3. Tears and sorrow, then, are loved. Surely every man desires to be joyful. And, though no one is willingly miserable, one may, nevertheless, be pleased to be merciful so that we love their sorrows because without them we should have nothing to pity. This also springs from that same vein of friendship. But whither does it go? Whither does it flow? Why does it run into that torrent of pitch which seethes forth those huge tides of loathsome lusts in which it is changed and altered past recognition, being diverted and corrupted from its celestial purity by its own will? Shall, then, compassion be repudiated? By no means! Let us, however, love the sorrows of others. But let us beware of uncleanness, O my soul, under the protection of my God, the God of our fathers, who is to be praised and exalted -- let us beware of uncleanness. I have not yet ceased to have compassion. But in those days in the theaters I sympathized with lovers when they sinfully enjoyed one another, although this was done fictitiously in the play. And when they lost one another, I grieved with them, as if pitying them, and yet had delight in both grief and pity. Nowadays I feel much more pity for one who delights in his wickedness than for one who counts himself unfortunate because he fails to obtain some harmful pleasure or suffers the loss of some miserable felicity. This, surely, is the truer compassion, but the sorrow I feel in it has no delight for me. For although he that grieves with the unhappy should be commended for his work of love, yet he who has the power of real compassion would still prefer that there be nothing for him to grieve about. For if good will were to be ill will -- which it cannot be -- only then could he who is truly and sincerely compassionate wish that there were some unhappy people so that he might commiserate them. Some grief may then be justified, but none of it loved. Thus it is that thou dost act, O Lord God, for thou lovest souls far more purely than we do and art more incorruptibly compassionate, although thou art never wounded by any sorrow. Now "who is sufficient for these things?"[59]
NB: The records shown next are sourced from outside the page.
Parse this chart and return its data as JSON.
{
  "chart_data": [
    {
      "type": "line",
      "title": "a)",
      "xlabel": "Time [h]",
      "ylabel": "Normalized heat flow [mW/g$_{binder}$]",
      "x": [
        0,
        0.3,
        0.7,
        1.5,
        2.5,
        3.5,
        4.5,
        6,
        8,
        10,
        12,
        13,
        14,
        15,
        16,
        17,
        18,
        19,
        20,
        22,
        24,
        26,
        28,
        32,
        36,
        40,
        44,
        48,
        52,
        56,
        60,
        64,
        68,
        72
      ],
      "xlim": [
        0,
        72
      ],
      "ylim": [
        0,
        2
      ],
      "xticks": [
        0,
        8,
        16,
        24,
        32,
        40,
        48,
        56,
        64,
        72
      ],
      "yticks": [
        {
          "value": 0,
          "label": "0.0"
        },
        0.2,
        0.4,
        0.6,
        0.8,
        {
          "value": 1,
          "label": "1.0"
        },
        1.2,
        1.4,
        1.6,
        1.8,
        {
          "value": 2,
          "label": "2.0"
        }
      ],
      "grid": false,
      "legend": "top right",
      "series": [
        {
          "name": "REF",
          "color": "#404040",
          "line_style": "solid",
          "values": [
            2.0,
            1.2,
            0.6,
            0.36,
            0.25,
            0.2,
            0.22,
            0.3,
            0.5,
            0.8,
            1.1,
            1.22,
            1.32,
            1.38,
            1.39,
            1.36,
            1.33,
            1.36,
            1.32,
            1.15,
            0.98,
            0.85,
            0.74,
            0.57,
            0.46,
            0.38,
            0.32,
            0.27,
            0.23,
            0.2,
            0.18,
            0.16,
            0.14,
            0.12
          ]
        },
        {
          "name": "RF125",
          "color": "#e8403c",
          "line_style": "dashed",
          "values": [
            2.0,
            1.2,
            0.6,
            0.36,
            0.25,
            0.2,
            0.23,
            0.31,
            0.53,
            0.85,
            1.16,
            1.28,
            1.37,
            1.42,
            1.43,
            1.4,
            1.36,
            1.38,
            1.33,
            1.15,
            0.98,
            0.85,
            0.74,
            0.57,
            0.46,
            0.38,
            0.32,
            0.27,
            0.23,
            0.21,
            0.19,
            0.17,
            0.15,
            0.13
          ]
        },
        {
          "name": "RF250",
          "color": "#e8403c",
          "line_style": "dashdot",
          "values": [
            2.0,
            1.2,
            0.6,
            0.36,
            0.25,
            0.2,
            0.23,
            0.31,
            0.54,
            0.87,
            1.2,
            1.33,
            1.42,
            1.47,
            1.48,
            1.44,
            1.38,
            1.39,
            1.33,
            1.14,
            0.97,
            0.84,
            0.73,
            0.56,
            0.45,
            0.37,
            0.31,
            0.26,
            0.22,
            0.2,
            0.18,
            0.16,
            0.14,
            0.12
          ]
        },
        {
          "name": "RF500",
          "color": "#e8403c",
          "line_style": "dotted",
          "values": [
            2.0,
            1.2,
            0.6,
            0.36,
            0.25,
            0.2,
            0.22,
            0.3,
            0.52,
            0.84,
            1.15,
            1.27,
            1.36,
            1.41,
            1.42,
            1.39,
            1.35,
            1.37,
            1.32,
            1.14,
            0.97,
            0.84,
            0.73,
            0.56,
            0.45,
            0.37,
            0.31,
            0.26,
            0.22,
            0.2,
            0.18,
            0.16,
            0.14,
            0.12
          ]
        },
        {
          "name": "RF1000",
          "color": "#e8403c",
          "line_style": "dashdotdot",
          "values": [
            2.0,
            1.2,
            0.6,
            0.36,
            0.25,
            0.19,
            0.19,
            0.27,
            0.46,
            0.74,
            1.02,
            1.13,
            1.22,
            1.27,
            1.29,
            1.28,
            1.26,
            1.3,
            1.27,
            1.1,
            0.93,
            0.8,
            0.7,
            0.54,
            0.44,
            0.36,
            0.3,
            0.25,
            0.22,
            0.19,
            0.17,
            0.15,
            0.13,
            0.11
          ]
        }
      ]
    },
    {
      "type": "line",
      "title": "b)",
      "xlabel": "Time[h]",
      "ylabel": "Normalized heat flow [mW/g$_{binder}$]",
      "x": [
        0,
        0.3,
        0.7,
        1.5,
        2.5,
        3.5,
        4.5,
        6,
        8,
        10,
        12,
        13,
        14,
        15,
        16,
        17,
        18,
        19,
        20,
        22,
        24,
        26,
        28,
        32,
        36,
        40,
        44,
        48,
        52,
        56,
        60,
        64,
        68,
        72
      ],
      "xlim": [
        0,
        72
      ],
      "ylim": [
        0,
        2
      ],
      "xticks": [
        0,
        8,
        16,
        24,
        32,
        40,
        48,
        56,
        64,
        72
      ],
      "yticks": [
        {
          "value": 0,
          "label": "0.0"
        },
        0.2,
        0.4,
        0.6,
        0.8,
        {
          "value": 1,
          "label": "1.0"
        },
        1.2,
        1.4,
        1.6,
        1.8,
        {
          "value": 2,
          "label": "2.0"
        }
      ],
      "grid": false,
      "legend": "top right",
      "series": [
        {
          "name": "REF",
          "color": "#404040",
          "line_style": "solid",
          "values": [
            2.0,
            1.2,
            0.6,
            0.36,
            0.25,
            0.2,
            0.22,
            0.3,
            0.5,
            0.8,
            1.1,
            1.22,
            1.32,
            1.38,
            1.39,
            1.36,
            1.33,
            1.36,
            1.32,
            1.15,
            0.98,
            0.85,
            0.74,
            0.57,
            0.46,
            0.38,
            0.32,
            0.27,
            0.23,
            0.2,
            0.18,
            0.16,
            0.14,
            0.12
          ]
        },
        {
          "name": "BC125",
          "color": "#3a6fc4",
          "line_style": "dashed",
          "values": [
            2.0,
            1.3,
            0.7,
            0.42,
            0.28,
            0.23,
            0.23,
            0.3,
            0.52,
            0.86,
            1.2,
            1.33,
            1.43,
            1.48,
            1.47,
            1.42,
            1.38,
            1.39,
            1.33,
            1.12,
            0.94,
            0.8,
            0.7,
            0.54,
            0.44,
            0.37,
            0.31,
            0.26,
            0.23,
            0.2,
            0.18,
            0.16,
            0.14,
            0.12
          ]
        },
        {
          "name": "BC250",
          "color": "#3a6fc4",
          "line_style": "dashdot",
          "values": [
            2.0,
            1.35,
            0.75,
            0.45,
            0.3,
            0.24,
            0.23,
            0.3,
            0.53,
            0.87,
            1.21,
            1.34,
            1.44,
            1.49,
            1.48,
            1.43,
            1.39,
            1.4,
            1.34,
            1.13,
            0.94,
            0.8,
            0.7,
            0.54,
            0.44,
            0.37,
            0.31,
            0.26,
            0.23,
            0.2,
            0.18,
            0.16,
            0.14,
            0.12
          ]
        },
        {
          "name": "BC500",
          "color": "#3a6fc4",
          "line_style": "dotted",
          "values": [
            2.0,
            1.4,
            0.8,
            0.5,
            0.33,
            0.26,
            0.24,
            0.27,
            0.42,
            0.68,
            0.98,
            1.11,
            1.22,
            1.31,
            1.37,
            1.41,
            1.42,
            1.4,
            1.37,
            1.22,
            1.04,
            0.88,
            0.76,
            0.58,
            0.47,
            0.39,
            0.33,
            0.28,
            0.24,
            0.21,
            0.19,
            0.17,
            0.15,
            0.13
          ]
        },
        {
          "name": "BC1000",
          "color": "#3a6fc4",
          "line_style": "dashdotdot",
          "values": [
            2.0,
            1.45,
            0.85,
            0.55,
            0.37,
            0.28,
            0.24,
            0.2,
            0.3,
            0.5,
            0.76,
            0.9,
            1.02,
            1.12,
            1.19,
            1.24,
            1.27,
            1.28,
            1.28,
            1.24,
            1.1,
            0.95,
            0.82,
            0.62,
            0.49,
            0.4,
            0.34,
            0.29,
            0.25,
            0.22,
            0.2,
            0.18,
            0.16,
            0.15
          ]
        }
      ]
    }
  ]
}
4. But at that time, in my wretchedness, I loved to grieve; and I sought for things to grieve about. In another man's misery, even though it was feigned and impersonated on the stage, that performance of the actor pleased me best and attracted me most powerfully which moved me to tears. What marvel then was it that an unhappy sheep, straying from thy flock and impatient of thy care, I became infected with a foul disease? This is the reason for my love of griefs: that they would not probe into me too deeply (for I did not love to suffer in myself such things as I loved to look at), and they were the sort of grief which came from hearing those fictions, which affected only the surface of my emotion. Still, just as if they had been poisoned fingernails, their scratching was followed by inflammation, swelling, putrefaction, and corruption. Such was my life! But was it life, O my God?